En général, le remorquage est fait « en ligne ». Dans cette configuration, le remorqueur et le navire aidé sont alignés et reliés à l’aide d’une aussière fixée au croc de remorque.

Dans certains cas et uniquement par beau temps, les deux navires se mettent à couple, reliés par plusieurs aussières. Cette configuration permet une meilleure coordination. Elle permet notamment l’utilisation des pompes du remorqueur en cas de voie d’eau sur le navire assisté.

La longueur de la remorque est ajustée. En haute mer, elle allongée au maximum ce qui permet de réduire les risques de collision et raccourcie à l’approche des ports ou sur des zones au passage plus étroits.

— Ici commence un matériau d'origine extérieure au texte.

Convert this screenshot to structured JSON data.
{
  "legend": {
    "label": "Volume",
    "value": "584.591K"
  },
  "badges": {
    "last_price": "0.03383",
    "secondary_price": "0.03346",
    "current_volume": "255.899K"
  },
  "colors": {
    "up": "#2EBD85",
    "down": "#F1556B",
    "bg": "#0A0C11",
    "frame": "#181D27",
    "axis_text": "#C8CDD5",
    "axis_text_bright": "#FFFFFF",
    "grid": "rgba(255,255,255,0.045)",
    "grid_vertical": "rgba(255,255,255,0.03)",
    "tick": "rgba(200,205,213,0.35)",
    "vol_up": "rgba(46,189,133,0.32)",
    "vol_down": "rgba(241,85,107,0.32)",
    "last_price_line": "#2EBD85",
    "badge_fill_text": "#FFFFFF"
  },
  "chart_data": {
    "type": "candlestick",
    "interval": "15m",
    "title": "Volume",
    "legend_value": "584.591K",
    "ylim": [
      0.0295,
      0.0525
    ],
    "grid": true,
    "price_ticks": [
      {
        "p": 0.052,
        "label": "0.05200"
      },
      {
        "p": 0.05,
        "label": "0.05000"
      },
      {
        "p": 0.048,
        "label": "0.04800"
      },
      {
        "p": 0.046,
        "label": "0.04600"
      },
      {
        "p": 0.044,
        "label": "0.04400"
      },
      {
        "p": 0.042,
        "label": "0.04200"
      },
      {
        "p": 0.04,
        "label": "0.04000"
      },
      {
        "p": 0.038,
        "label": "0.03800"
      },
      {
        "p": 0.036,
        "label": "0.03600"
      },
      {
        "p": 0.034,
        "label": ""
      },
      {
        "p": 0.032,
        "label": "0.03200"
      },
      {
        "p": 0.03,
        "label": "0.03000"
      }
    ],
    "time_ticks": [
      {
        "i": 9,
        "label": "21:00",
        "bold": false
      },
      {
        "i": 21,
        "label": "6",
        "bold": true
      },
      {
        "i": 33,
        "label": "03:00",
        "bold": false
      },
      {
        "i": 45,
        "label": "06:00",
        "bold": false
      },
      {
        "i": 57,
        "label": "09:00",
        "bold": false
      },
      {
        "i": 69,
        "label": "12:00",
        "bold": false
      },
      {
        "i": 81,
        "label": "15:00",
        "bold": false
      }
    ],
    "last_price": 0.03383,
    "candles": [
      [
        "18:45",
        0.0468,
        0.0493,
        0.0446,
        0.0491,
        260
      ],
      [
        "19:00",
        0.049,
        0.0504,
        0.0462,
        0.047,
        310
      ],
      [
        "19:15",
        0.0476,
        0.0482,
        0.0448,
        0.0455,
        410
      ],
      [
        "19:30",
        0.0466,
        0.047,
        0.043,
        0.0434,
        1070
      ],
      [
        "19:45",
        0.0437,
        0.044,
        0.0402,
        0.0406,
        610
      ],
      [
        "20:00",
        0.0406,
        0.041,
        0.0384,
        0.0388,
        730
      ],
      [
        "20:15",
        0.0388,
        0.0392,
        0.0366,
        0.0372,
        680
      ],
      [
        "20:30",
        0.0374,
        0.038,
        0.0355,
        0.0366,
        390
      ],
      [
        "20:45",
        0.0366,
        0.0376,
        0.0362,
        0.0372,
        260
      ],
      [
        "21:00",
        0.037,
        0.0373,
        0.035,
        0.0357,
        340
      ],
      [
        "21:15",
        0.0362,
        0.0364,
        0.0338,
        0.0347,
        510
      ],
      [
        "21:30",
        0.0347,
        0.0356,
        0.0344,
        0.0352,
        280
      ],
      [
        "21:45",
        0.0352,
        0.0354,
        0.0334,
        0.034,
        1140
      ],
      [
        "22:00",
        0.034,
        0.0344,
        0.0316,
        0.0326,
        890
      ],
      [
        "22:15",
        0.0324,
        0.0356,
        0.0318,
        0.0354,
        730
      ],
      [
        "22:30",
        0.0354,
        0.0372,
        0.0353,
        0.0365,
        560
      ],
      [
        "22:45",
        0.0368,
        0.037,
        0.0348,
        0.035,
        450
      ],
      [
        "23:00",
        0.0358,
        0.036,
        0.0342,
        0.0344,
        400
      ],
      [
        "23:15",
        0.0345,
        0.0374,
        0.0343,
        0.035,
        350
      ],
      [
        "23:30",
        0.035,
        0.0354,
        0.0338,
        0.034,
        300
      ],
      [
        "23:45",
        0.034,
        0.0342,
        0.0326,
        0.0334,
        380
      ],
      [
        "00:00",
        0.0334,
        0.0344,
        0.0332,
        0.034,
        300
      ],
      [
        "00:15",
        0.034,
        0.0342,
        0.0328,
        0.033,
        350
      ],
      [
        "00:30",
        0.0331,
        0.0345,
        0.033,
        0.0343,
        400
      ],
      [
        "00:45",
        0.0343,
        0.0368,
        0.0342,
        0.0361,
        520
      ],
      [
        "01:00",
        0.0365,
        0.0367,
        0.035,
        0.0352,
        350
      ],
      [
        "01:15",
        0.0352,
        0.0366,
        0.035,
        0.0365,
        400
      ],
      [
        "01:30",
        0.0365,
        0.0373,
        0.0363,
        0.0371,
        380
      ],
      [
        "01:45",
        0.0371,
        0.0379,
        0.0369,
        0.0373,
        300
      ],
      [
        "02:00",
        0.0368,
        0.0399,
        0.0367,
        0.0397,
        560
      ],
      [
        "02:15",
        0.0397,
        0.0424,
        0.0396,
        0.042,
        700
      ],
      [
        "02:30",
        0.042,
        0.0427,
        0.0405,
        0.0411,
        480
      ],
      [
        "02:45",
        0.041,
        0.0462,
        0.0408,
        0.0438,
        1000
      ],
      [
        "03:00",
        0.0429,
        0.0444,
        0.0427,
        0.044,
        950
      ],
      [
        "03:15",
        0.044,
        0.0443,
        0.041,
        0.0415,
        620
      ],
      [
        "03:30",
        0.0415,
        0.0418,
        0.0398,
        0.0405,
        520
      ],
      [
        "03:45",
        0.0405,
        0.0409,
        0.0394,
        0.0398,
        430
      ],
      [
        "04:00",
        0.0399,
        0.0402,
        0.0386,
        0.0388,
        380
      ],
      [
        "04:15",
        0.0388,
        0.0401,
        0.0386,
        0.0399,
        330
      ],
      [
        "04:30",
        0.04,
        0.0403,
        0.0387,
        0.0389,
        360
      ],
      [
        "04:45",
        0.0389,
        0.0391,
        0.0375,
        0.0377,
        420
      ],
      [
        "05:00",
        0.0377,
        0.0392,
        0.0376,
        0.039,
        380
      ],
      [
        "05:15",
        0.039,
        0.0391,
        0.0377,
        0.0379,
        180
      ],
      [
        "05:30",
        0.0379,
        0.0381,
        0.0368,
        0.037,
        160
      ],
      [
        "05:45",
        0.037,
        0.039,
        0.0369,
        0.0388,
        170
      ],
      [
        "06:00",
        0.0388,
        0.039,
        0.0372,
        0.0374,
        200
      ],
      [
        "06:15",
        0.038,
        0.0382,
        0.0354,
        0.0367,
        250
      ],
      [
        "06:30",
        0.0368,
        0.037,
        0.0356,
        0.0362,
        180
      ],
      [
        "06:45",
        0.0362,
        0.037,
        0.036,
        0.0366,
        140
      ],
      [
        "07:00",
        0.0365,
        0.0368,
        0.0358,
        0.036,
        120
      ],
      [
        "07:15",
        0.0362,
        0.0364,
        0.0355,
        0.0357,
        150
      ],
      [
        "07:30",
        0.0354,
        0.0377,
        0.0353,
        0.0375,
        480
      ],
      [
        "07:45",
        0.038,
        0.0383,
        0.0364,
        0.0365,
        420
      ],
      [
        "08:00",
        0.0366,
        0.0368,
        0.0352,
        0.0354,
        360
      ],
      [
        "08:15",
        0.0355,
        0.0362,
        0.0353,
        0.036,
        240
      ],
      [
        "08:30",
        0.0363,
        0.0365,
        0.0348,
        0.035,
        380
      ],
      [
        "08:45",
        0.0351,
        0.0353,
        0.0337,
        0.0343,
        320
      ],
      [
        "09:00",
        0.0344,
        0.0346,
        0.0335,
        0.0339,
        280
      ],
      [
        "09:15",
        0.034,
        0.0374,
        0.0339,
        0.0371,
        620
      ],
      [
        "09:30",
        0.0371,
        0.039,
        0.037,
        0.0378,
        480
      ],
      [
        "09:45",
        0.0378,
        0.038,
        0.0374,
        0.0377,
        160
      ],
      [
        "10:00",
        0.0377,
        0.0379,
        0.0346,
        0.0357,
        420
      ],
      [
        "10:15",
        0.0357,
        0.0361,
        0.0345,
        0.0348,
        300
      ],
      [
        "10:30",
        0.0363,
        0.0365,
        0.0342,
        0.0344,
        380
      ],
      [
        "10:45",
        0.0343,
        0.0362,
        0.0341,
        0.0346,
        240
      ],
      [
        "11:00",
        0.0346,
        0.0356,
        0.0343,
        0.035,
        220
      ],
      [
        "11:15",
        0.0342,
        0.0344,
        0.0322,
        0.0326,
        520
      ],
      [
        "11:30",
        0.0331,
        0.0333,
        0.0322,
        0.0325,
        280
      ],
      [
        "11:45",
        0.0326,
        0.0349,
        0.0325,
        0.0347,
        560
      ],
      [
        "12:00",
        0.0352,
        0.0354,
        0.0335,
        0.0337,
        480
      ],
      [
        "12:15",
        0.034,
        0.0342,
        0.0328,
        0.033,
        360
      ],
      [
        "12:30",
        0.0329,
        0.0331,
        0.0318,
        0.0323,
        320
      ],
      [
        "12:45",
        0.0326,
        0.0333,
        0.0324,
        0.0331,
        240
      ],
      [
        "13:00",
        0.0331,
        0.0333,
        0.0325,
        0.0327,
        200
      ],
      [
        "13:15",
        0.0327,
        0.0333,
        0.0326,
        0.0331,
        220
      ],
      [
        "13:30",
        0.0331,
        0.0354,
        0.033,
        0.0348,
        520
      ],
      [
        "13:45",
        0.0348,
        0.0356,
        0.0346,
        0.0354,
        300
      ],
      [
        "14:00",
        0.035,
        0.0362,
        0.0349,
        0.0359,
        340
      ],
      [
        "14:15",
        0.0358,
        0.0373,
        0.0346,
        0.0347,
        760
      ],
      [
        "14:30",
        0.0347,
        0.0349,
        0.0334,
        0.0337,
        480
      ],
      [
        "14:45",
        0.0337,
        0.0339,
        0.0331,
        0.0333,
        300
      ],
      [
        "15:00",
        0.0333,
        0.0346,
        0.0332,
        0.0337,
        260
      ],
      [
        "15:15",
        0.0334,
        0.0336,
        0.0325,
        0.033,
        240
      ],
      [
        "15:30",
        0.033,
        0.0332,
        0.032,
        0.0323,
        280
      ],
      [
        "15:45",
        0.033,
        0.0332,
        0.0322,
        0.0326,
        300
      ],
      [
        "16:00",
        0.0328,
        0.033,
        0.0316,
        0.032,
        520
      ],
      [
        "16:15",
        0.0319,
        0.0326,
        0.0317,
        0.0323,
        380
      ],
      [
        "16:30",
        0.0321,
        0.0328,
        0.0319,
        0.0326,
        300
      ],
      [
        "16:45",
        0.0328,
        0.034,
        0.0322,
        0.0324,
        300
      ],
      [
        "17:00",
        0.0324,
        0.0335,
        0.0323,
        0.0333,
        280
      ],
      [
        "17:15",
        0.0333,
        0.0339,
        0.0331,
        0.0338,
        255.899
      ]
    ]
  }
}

L’opération de remorquage fait l’objet d’un suivi constant et peut nécessiter de renouveler l’opération lorsque le « chaînon fusible » reliant la remorque au navire assisté se rompt. Ce chaînon ou maillon fusible est un élément volontairement plus faible qui relie l’aussière principale et le point d’attache du navire en détresse. Il se rompt en cas de tension excessive et permet ainsi de protéger l’aussière principale ou le cas échéant de libérer le navire secouru si celui ci devient incontrôlable.

Fin de l’opération :

L’opération se termine lorsque le navire est conduit vers un port-abri ou une zone sûre. Si nécessaire, intervention peut inclure l’utilisation des moyens de lutte antipollution ou contre tout incendie.



Le saviez vous?

Les initiales VB dqns l’appellation « VB Abeille Bretagne » font référence à Vicente Boluda qui est le dirigeant du groupe espagnol Boluda Towage, leader mondial du remorquage portuaire et d’assistance maritime, avec plus de 850 navires (remorqueurs, navires de sauvetage) opérant dans plus de 170 ports sur 3 continents (Europe, Afrique de l’Ouest, Cap Vert, Amérique latine, océan Indien).

Le groupe espagnol a intégré la société Les Abeilles (à l’origine du navire) entrainant le changement de nom en 2025 lors de la restructuration de la flotte française de remorqueurs d’intervention et de sauvetage.